Sunday, November 05, 2006

KMC says no to garbage from ‘outside’

Razen Manandhar
Kathmandu, November 4[2006]:

Now on, the Kathmandu Metropolitan City (KMC) will not allow emerging urban areas to dump garbage in the city area. Garbage produced in these areas accounts for 15 per cent of total garbage produced in the KMC.
Government records still mention these areas as ‘villages.’ The decision to bar these ‘villages’ from dumping garbage in the city area was taken some days ago, but it was not implemented.
However, today KMC officials prevented the dumping of garbage produced in the ‘villages’ in the city area.
As legal loopholes allow people to construct huge buildings in these ‘villages’, they are fast turning into urban areas. But these ‘villages’ lack infrastructure to manage solid waste.
“We have decided not to let villages dump garbage in the city. They are called villages, but they shelter a big population. They account for 15 to 20 per cent of garbage produced in the KMC,” said Rabin Man Shrestha, chief of the Environment Department of the KMC. Jorpati, Sitapaila, Gongabu, Bansbari, Budhanilkantha, Dhapasi and other areas are dumping garbage in the City without getting KMC nod, he said.
“We can’t take it any more. Garbage brought from villages accounts for 15 to 20 per cent of total garbage, compelling us to spend an additional amount of Rs 15,000 per day on garbage management. The KMC has to face problems due to the increased garbage load at the landfill site in Sisdole and Teku station,” he said.

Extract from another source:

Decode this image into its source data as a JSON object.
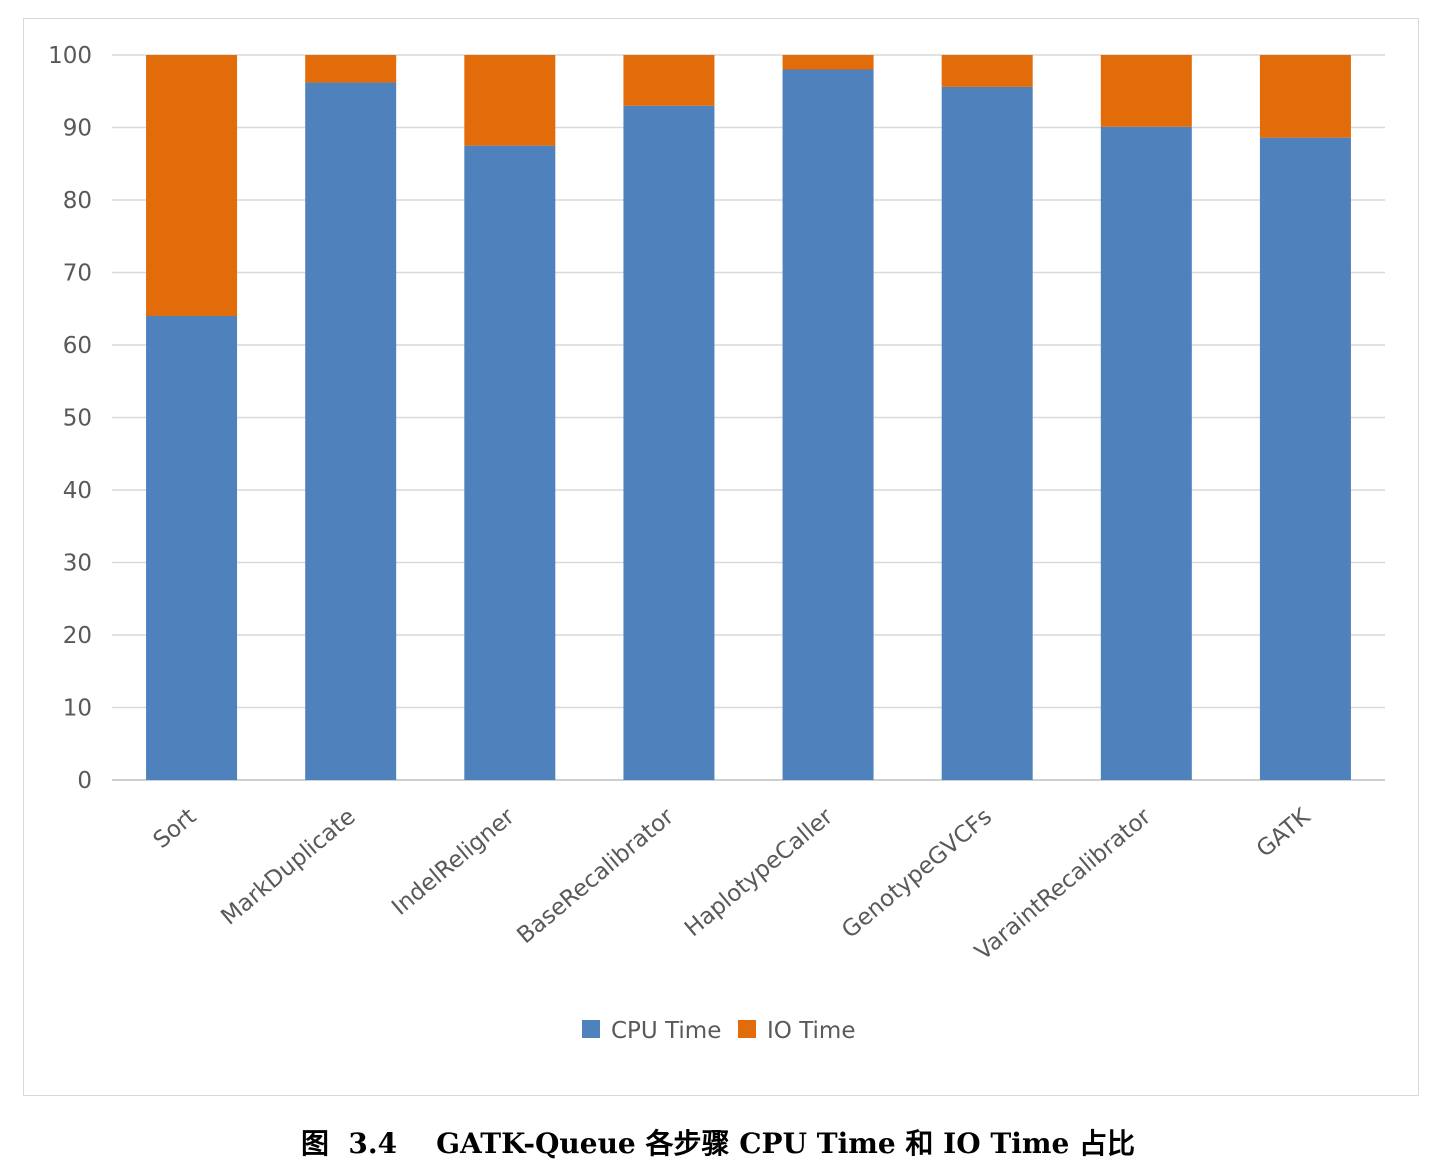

The KMC found it difficult to manage waste when locals of Sisdole, demanding that their demands be met, barred it from dumping garbage at the Sisdole site and locals protested against the continued operation of the 18-year-old Teku Station. Though VDCs allow people to construct huge buildings in villages, VDC offices do not manage waste. “Even after talks with the ministry concerned on the issue, we remained silent for quite some time. We had to take this decision,” Shrestha said. “If the villages want us to manage their garbage, local administration offices must pay us. Otherwise, we will return rickshaws or tractors which come from villages to our working area to dump garbage.” Private companies used to collect garbage from the peripheries and dump them in river banks and the Teku station.